Ясно, что превращение человека, «добровольно-принудительно» (принудительно – учитывая, что интернет стал одной из основных форм современной социализации[482]) поселившегося в виртуальном интернет-пространстве, в бесправного раба «глобального сообщества Сети» лишает его обеих этих фундаментальных иллюзий или уверенностей.
Причём, как выясняется очень быстро, синдром сетевого ничтожества, поражающий Homo Interneticus, захватывает его не только виртуальное, но и вполне реальное – социальное самоощущение. И человек начинает чувствовать себя в реальной жизни таким же бесконечно малым, обезличенным и ненастоящим, таким же фундаментально обездоленным, каким он стал ощущать себя в своём новом пространстве обитания – в Глобальной сети.
Ведь что обещал либерализм людям в ту славную для себя пору, когда уверенно выступал в роли их первосортного идентификатора? А обещал он им, во-первых, свободу, а во-вторых, успех.
Иными словами, либерализм сулил, что, став в правовом отношении в полной мере свободными, люди «автоматически» окажутся хозяевами своей жизни и сумеют добиться того, что в наиболее популярном меме известно под именем «американской мечты». То есть станут первосортно успешными. И долгое время, несмотря на все войны, «великие депрессии» и прочие катаклизмы, с которыми сталкивался Запад на протяжении последних двух столетий, казалось, что либеральный расчёт в целом – верен.
Эжен Делакруа. Свобода на баррикадах (1830)
У всех исторических сословий Запада, дружно исповедовавших в XIX–XX вв. «религию прогресса», включая социальный и материальный его аспекты, был шанс в любой ситуации чувствовать себя «первым сортом» – либо в настоящем, либо, в крайней случае, в обозримом будущем. И это касалось не только власть имущих, которыми в рассматриваемую пору были буржуа, пришедшие на смену королям и аристократам. Все прочие социальные группы, включая интеллектуалов (об этом, властно потеснившем церковников, классе западного общества – подробнее ниже, в отдельном параграфе), имели возможность хранить в душе спокойную уверенность в том, что рано или поздно на их улице случится – если ещё не случился – праздник. И что они, подобно Скруджу Макдаку, искупаются в своём персональном, пусть и небольшом, «бассейне с золотом».
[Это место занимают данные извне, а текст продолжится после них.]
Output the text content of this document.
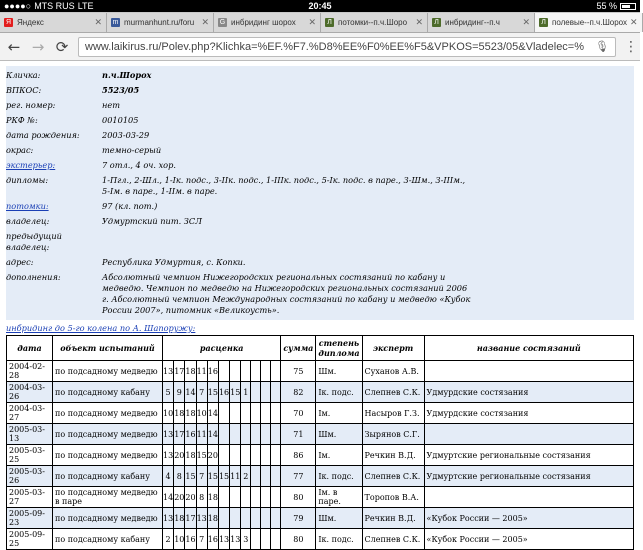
●●●●○ MTS RUS LTE	20:45	55 %
Я Яндекс	✕ m murmanhunt.ru/foru ✕ G инбридинг шорох	✕	Л потомки--п.ч.Шоро ✕	Л инбридинг--п.ч	✕	Л полевые--п.ч.Шорох ✕
← → ⟳ www.laikirus.ru/Polev.php?Klichka=%EF.%F7.%D8%EE%F0%EE%F5&VPKOS=5523/05&Vladelec=%	🎙 ⋮
Кличка:	п.ч.Шорох
ВПКОС:	5523/05
рег. номер:	нет
РКФ №:	0010105
дата рождения:	2003-03-29
окрас:	темно-серый
экстерьер:	7 отл., 4 оч. хор.
дипломы:	1-Пгл., 2-Шл., 1-Iк. подс., 3-IIк. подс., 1-IIIк. подс., 5-Iк. подс. в паре., 3-Шм., 3-IIIм., 5-Iм. в паре., 1-IIм. в паре.
потомки:	97 (кл. пот.)
владелец:	Удмуртский пит. ЗСЛ
предыдущий владелец:
адрес:	Республика Удмуртия, с. Копки.
дополнения:	Абсолютный чемпион Нижегородских региональных состязаний по кабану и медведю. Чемпион по медведю на Нижегородских региональных состязаний 2006 г. Абсолютный чемпион Международных состязаний по кабану и медведю «Кубок России 2007», питомник «Великоусть».
инбридинг до 5-го колена по А. Шапоружу:
дата	объект испытаний	расценка											сумма	степень диплома	эксперт	название состязаний
2004-02-28	по подсадному медведю	13	17	18	11	16							75	Шм.	Суханов А.В.	
2004-03-26	по подсадному кабану	5	9	14	7	15	16	15	1				82	Iк. подс.	Слепнев С.К.	Удмурдские состязания
2004-03-27	по подсадному медведю	10	18	18	10	14							70	Iм.	Насыров Г.З.	Удмурдские состязания
2005-03-13	по подсадному медведю	13	17	16	11	14							71	Шм.	Зырянов С.Г.	
2005-03-25	по подсадному медведю	13	20	18	15	20							86	Iм.	Речкин В.Д.	Удмуртские региональные состязания
2005-03-26	по подсадному кабану	4	8	15	7	15	15	11	2				77	Iк. подс.	Слепнев С.К.	Удмуртские региональные состязания
2005-03-27	по подсадному медведю в паре	14	20	20	8	18							80	Iм. в паре.	Торопов В.А.	
2005-09-23	по подсадному медведю	13	18	17	13	18							79	Шм.	Речкин В.Д.	«Кубок России — 2005»
2005-09-25	по подсадному кабану	2	10	16	7	16	13	13	3				80	Iк. подс.	Слепнев С.К.	«Кубок России — 2005»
В конце концов, если принять «протестантскую этику» как трудовую квинтэссенцию либерализма, то она сулила каждому честно и добросовестно трудящемуся, рано или поздно, заслуженный успех.
Самая радикальная – американская – версия этой великой социал-либеральной мечты обещала каждому честному труженику заветный «первый миллион». Тот факт, что эта мечта вплотную приближалась к религиозной, призванной крепить душевные силы, вдохновлять и утешать, особенно в трудные времена, лишний раз подчёркивается тем, что определение «американской мечты», считающееся классическим, было сформулировано писателем и историком Джеймсом Траслоу Адамсом в 1931 г. То есть в самый разгар Великой депрессии. Именно тогда прозвучали эти слова, вошедшие затем в американскую культурно-историческую память:
«Американская мечта – это мечта о стране, в которой жизнь должна быть лучше, богаче и полнее для всех, с возможностями для каждого в соответствии с его способностями или достижениями. Европейским высшим классам трудно адекватно интерпретировать эту мечту, да и слишком многие из нас самих устали и начали относиться к ней с недоверием. Это не просто мечта об автомобилях и высокой заработной плате, – это мечта о социальном порядке, при котором каждый мужчина и каждая женщина смогут достичь наивысшего уровня, на который они способны от природы, и быть признанными другими людьми – такими, какие они есть, независимо от случайных обстоятельств рождения или положения»[483].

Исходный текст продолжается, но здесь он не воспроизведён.